The agency expected its proposed rule would have cost $166 million in the same period, but it would have provided net benefits of up to $340 million, partly through improved public health.
EPA drops health benefits analysis
In a change from agency practice, the EPA declined to estimate the monetary benefits of improved public health caused by the final rule, saying those estimates are too uncertain.
“Because of the significant impacts of environmental regulations on the U.S. economy, it is essential that the Agency have confidence in the estimated benefits of an action prior to utilizing these estimates in a regulatory context,” the EPA said in its economic impact analysis of the final rule.
Groups criticized the EPA’s decision to stop considering the health benefits of reduced pollution in its regulatory analysis.

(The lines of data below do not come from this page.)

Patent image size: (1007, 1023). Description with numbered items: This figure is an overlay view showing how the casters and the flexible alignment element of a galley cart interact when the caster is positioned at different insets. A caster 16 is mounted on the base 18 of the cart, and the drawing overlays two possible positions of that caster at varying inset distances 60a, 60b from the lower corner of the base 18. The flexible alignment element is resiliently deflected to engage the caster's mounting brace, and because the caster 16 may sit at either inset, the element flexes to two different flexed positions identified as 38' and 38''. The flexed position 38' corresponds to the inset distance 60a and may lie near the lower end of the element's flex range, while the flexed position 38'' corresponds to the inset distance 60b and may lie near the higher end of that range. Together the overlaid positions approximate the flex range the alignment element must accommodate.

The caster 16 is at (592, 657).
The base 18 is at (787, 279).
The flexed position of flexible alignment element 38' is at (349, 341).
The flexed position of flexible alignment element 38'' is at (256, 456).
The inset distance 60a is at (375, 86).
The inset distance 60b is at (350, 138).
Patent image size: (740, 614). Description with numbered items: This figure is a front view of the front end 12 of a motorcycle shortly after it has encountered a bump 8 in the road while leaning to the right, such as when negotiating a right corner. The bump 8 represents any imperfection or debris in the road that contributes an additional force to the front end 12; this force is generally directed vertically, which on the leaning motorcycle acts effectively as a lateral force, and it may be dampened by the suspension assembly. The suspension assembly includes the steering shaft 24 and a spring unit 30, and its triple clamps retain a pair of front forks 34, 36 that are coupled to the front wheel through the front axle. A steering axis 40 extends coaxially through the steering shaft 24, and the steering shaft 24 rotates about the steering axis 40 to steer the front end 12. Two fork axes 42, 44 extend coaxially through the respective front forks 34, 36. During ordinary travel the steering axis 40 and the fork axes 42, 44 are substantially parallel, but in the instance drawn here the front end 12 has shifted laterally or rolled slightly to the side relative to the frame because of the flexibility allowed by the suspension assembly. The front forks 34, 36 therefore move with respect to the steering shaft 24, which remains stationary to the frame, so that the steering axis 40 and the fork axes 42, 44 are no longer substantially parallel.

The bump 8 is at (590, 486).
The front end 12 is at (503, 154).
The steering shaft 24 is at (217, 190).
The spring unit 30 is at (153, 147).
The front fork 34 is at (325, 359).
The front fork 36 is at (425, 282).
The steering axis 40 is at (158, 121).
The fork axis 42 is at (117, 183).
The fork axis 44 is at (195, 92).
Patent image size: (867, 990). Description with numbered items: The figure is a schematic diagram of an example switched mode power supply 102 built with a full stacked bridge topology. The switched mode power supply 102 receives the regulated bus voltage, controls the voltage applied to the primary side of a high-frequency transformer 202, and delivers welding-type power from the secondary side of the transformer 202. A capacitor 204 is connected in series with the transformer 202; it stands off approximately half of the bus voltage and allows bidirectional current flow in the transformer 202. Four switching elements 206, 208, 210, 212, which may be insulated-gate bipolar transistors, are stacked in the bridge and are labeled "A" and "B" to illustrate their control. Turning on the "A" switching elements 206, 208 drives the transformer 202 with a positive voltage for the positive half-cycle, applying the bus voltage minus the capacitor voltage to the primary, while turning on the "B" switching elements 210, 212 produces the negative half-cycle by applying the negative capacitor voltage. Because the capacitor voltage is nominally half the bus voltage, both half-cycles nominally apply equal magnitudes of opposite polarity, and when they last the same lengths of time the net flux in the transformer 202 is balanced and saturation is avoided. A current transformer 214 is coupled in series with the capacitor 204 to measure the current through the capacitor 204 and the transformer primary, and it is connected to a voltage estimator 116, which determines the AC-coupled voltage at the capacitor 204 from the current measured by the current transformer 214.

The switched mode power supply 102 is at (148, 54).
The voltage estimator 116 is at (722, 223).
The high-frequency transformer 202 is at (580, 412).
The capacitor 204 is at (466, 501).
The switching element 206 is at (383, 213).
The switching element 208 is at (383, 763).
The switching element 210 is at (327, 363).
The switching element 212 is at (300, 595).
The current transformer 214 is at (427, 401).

“Communities across the country are scrambling to fight the threat of surging pollution harms from new fossil gas plants built to meet insatiable data center electricity demand,” Julie McNamara, associate policy director of the Union of Concerned Scientists’ Climate and Energy Program, said in a statement Monday. “Instead of protecting people’s health, however, these deficient new gas turbine standards make clear Trump’s EPA is only here to boost the profits of Big Tech and the fossil fuel interests that serve them.”
The EPA’s failure to assess the monetary benefits from saving lives and improving people’s health by curbing fine particulate matter and ozone may be challenged in court, according to Public Citizen, a consumer watchdog group.
EPA’s analyses have shown trillions of dollars of economic benefits from protecting public health and welfare under the Clean Air Act, according to John Walke, a senior attorney at the Natural Resources Defense Council.
“These benefits came from strong health protections that vastly outweigh polluter compliance costs,” he said in a statement.